In Polish capital companies (most commonly a limited liability company—sp. z o.o.), the management board manages the company’s affairs and represents it externally. Internal divisions of duties may help operationally, but they generally do not remove the underlying responsibility to ensure that key compliance and solvency obligations are met.

Representation and signatures: what foreign directors often miss

Representation rules decide whether a contract, power of attorney, bank instruction, or filing is valid. Third parties rely on what is disclosed in KRS—so verify the current entry before you sign.

2. Filings, deadlines, and e-signatures: where compliance becomes liability

Some obligations in Poland are easy to overlook until audit, financing, or sale process starts. Annual financial statements are a common flashpoint: they must be prepared in electronic form, signed electronically, approved, and filed to KRS via official systems. Delays can lead to fines and create avoidable risk when the company later needs to prove it acted on time.

  • Typical timeline: prepare financial statements within 3 months after financial year-end; approve within 6 months; then file to KRS within 15 days after approval.
  • Electronic signatures are mandatory. In practice this means a qualified e-signature (often easiest for foreign directors) or a trusted signature mechanism where available.
  • Who signs matters. The financial statement is signed by the person responsible for bookkeeping and by the “head of the entity” (typically the management board).

3. Civil liability: when “limited liability” stops being limited

Liability towards the company (internal claims)

Board members may be liable to the company for damage caused by unlawful actions or omissions or breaches of the articles of association. The best practical protection is a clear decision trail: what information you reviewed, what risks were identified, and why the board chose a given option.

Liability towards creditors (external claims) – a key risk in financial distress

In an sp. z o.o., creditor claims can become personal in financial distress. If enforcement against the company is ineffective, creditors may claim unpaid amounts directly from management board members (often jointly). This is why “too late” decisions—especially around solvency and filing—are high risk.

4. Tax and ZUS exposure: separate rules, very real consequences

Taxes and (often) ZUS contributions follow separate public-law rules. If the company does not pay and recovery from the company is ineffective, authorities may—under statutory conditions—seek payment from individuals who were board members when the liabilities became due. This is where strong oversight of tax compliance and early escalation matter.

5. Criminal exposure: typical “red flag” scenarios

Criminal exposure is most likely during “cash is running out” periods—when management tries to buy time.
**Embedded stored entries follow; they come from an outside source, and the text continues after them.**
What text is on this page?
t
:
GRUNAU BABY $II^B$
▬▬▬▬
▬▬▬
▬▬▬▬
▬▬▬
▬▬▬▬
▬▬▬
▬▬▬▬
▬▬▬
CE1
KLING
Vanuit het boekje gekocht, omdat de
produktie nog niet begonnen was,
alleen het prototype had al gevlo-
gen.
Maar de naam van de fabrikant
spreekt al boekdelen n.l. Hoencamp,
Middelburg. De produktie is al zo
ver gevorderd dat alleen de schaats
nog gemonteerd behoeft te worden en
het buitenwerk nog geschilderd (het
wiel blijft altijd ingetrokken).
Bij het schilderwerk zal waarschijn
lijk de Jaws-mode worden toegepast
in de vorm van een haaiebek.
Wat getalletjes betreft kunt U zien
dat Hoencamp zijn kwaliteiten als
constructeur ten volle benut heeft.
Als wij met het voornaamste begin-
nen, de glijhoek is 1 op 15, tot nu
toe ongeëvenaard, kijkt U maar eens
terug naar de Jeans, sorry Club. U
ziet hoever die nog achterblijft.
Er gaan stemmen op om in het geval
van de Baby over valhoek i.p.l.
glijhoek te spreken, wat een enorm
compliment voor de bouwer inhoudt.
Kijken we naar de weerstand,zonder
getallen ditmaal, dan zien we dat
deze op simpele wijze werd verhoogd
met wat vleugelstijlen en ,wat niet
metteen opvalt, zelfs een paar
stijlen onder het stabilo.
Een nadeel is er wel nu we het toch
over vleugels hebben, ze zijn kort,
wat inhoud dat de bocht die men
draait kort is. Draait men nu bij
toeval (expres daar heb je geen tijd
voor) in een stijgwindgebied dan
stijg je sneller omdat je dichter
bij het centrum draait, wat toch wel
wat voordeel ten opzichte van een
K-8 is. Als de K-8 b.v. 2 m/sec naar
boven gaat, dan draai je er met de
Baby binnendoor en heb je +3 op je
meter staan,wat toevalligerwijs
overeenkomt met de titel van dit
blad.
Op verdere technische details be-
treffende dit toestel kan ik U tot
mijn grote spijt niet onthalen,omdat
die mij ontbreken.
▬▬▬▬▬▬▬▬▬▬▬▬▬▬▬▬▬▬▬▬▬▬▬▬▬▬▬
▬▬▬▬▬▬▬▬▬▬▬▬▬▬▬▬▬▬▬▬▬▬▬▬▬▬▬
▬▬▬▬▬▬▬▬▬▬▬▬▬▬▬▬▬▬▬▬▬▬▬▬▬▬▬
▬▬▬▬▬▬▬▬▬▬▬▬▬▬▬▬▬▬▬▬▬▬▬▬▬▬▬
Avoid actions that mislead counterparties, hide assets, or involve serious tax irregularities, and keep documentation accurate and contemporaneous.

6. Practical risk controls for foreign board members (a short checklist)

  • Confirm representation rules in KRS and implement a signing matrix (contracts, banking, powers of attorney, filings).
  • Set a compliance calendar (VAT/CIT/withholding, ZUS, annual financial statements, shareholder approvals) with named owners and deadlines.
  • Demand periodic “early warning” reporting: cashflow forecast, tax exposure, overdue payables/receivables, covenant status (if any).
  • Document board decisions, especially in distressed periods (why a decision was taken, what alternatives were considered, what information was reviewed).
  • Prepare e-signature logistics in advance (qualified signatures for foreign directors; submission path in KRS systems).
  • Escalate fast when solvency is uncertain: get legal and restructuring advice early rather than after enforcement starts.

Disclaimer: This article is for general information only and does not constitute legal advice. Specific responsibilities and risks depend on the company’s legal form, articles of association, financial situation, and the circumstances of each case.